The doctor prescribed penicillin and suggested that, now I was fifty, I should answer a yet more questions - this time for some NHS survey: how was my eyesight? Had I noticed becoming deaf? Had I broken any bones recently? Needed a hip replacement? Was I still still steady on my pins?Did I get confused? Was I forgetful?

'Um, these questions are the same if you're 80,' said the doctor, 'so you may think they don't apply to you yet.'

Trouble is, lots did: eyesight- dreadful, confusions- yes, deaf- yes, I've really noticed how hard it is to hear people these days, especially on my mobile. I clutched my toddler and and tried not to feel as old as Methusula or, at least, Silas Marner. I'd been feeling quite jaunty up till then, attractive, even. Ha!

On the way home a friend called and reported excitedly that he'd seen a girl in a bar the day before that looked a bit like I did when I was thirty-ish, 'it made me remember what you were like in your prime,' he said. 

'Prime? What? Like meat?'

' Yes, you know - before you went off a bit,' he said cheerfully. I turned off my mobile so viciously that I accidently discovered the volume switch.
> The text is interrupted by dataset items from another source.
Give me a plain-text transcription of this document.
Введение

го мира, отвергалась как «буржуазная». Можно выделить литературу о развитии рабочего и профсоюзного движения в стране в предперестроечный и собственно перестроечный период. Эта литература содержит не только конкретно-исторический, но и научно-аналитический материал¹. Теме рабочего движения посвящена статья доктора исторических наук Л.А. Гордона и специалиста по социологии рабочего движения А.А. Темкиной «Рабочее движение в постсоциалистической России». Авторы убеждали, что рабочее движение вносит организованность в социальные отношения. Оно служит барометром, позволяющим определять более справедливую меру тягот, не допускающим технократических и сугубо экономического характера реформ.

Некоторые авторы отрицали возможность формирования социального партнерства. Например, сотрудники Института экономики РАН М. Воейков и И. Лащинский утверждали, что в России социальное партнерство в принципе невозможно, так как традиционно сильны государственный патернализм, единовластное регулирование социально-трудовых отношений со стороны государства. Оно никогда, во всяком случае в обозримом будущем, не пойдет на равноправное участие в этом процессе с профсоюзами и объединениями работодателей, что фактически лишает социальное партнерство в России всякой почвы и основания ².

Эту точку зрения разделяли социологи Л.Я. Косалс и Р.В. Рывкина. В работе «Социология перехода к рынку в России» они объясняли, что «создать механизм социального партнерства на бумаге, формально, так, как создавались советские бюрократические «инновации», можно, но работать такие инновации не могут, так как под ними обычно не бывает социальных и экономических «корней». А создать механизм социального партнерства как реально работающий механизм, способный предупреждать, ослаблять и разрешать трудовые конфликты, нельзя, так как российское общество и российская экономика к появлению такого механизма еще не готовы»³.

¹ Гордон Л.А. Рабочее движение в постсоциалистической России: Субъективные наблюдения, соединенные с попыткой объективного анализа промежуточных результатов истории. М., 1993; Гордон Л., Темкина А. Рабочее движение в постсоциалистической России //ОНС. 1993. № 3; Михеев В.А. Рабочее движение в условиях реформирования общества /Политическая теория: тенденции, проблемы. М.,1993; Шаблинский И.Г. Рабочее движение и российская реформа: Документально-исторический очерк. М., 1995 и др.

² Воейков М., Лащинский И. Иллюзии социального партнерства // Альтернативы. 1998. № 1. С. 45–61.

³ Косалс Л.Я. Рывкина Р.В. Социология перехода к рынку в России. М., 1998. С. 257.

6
So, on the plus side, it seems I was confused- I'm not quite as deaf as an 80 year old. 

Maybe it's not eczema that's breaking out, maybe it's the maggots tunneling out of my decaying skin.  I don't really care for myself. There's something rather liberating about having 'gone off. I can wear pop socks, skirts with comfy elasticated waistbands, jumpers that smell of mothballs and no one will care. Except someone will. Poor X,an old bat for a mum is not a good look at the school gates. 

As for the 'gone off' problem - I'll just have to style it out somehow, like Quentin Crisp or Barbara Cartland. Any style tips anyone for a mummy the NHS have in mind for an ear trumpet?